Auf was soll man neidisch sein? Kein Mensch würde mit mir tauschen, wenn er mit meinen Einschränkungen leben müsste. Ich habe alles verloren. Man kann mir nichts mehr wegnehmen. Daher denke ich nicht, dass die Stimmung der Leute mir und meiner Familie gegenüber kippen könnte. Übrigens: Noch heute bekomme ich täglich rund zehn Mails von Unfallopfern, die keine Leistungen haben und mit Selbstmordgedanken konfrontiert sind. Das ist ein Thema, das leider nie aufhört, eines zu sein…

Vor dem Unfall waren Sie eine geachtete Geschäftsfrau. Heute tragen Sie in der Öffentlichkeit den Stempel "Opfer". Stört Sie das nicht?

Das ist eine Frage der inneren Einstellung. Lange fühlte ich mich tatsächlich als Opfer. Ich konnte meinen Beruf als Anwältin nicht mehr ausüben, musste zwei meiner vier Kinder vorübergehend abgeben und mein Körper war ein schmerzgeplagtes Wrack. Seit ich in der Öffentlichkeit gegen die Zürich-Versicherung kämpfe, weil sie bis heute nicht zahlt, fühle ich mich besser. Ich bin meinem Schicksal nicht mehr tatenlos ausgeliefert, sondern kann etwas dagegen tun. Das motiviert mich und gibt mir eine innere Kraft. Heute bin ich eine Unfall-Geschädigte, aber kein Unfall-Opfer mehr.

Dank der Auftritte in verschiedenen Medien konnten Sie letztes Jahr die Stiftung "Schutz ohne Grenzen - Hilfe für Unfallopfer" aufbauen. Wie hat sie sich entwickelt?

Wir wollen Menschen ohne Rechtsschutz langfristig helfen. Das können wir tun, indem wir ihnen den Prozess ermöglichen, Therapien finanzieren und Gutachten anfertigen lassen. Die Nachfrage ist riesig. Bis heute fehlt aber das Geld. Wir machen nun ein Fundraising. Einerseits bitten wir Bekannte um Unterstützung, andererseits schreiben wir schlafende Stiftungen an, die einen ähnlichen Zweck wie wir haben.

Geht es Ihnen heute gesundheitlich besser als vor der Medienkampagne?

Nein. Meine Heilungsphase ist abgeschlossen. Sobald ich mich körperlich oder geistig anstrenge, sind die Schmerzen zurück. Ich bekomme migräneartiges Kopfweh, Nacken- und Schulterschmerzen und meine Hirnleistung ist sehr eingeschränkt. Doch die Hoffnung stirbt zuletzt.

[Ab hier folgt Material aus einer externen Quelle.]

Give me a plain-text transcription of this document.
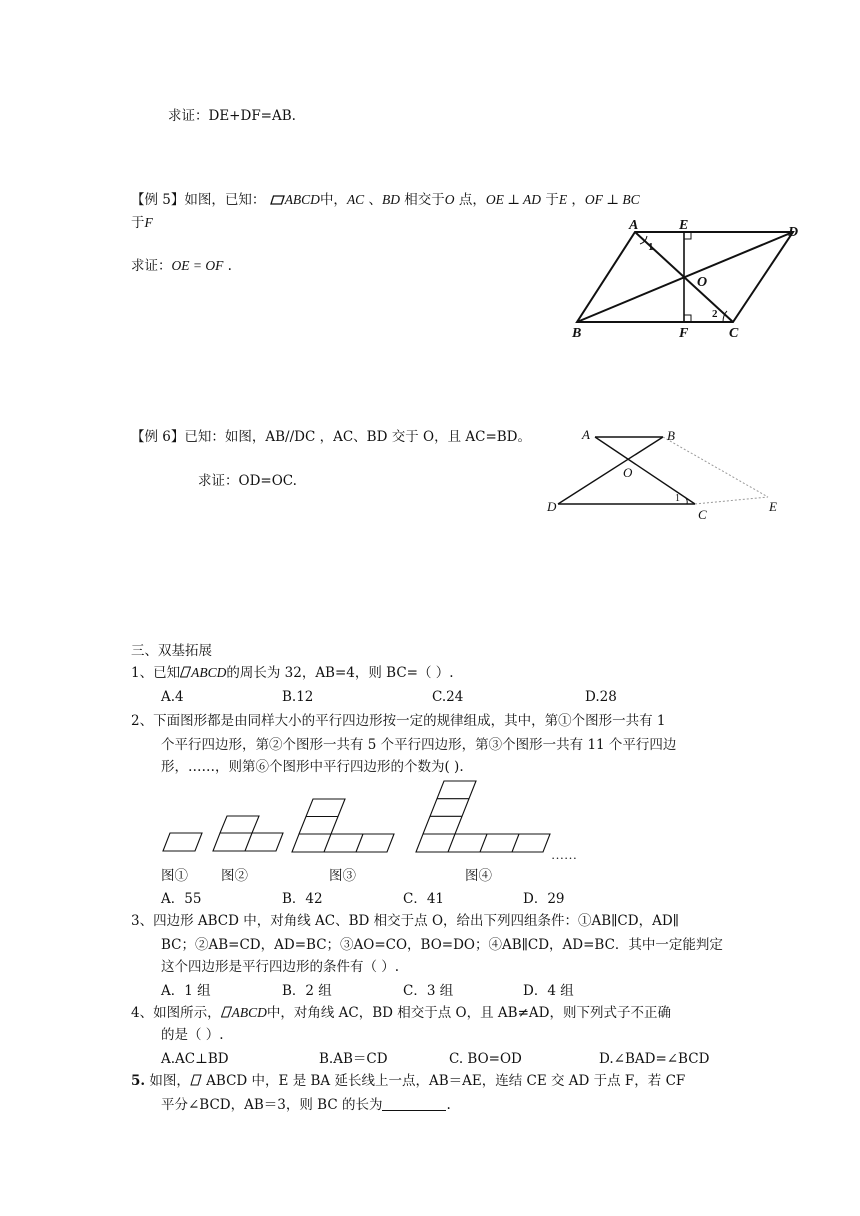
求证：DE+DF=AB.
【例 5】如图，已知： ABCD中，AC 、BD 相交于O 点，OE ⊥ AD 于E ，OF ⊥ BC
于F
求证：OE = OF .
A	E	D
O
B	F	C
1
2
【例 6】已知：如图，AB//DC ，AC、BD 交于 O，且 AC=BD。
求证：OD=OC.
A	B
O
D
C
E
1
三、双基拓展
1、已知 ABCD的周长为 32，AB=4，则 BC=（ ）.
A.4	B.12	C.24	D.28
2、下面图形都是由同样大小的平行四边形按一定的规律组成，其中，第①个图形一共有 1
个平行四边形，第②个图形一共有 5 个平行四边形，第③个图形一共有 11 个平行四边
形，……，则第⑥个图形中平行四边形的个数为( ).
……
图① 图②	图③	图④
A．55	B．42	C．41	D．29
3、四边形 ABCD 中，对角线 AC、BD 相交于点 O，给出下列四组条件：①AB∥CD，AD∥
BC；②AB=CD，AD=BC；③AO=CO，BO=DO；④AB∥CD，AD=BC．其中一定能判定
这个四边形是平行四边形的条件有（ ）.
A．1 组	B．2 组	C．3 组	D．4 组
4、如图所示， ABCD中，对角线 AC，BD 相交于点 O，且 AB≠AD，则下列式子不正确
的是（ ）.
A.AC⊥BD	B.AB＝CD	C. BO=OD	D.∠BAD=∠BCD
5. 如图， ABCD 中，E 是 BA 延长线上一点，AB＝AE，连结 CE 交 AD 于点 F，若 CF
平分∠BCD，AB＝3，则 BC 的长为	.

Aber Sie haben trotzdem wieder Arbeit?

Weil ich über ein Jahr vollständig arbeitsunfähig war, wurde mir der Job in einer renommierten Anwaltskanzlei gekündigt. Auch meine Dozententätigkeit habe ich verloren. So blieb mir nichts anderes übrig, als mich selbstständig zu machen. Dieses Projekt muss ich jedoch als gescheitert erklären. Aufgrund der geringen Arbeitsfähigkeit konnte ich im Schnitt nur die Kosten der Kanzlei decken, ohne Einkommen zu erzielen. Ohne fremde Hilfe könnte meine Familie nicht überleben.

Welchen Wunsch wollen Sie sich im Neuen Jahr erfüllen?

Ich wünsche mir die Kontaktnahme durch eine grosse Haftpflichtversicherung, welche entscheidet, auch die Halswirbelsäulen- und am Kopf verletzten Unfallopfer fair zu behandeln. Ich wäre bereit, aufzuzeigen, wo was schief läuft. Der Zulauf für diese Versicherung müsste enorm sein.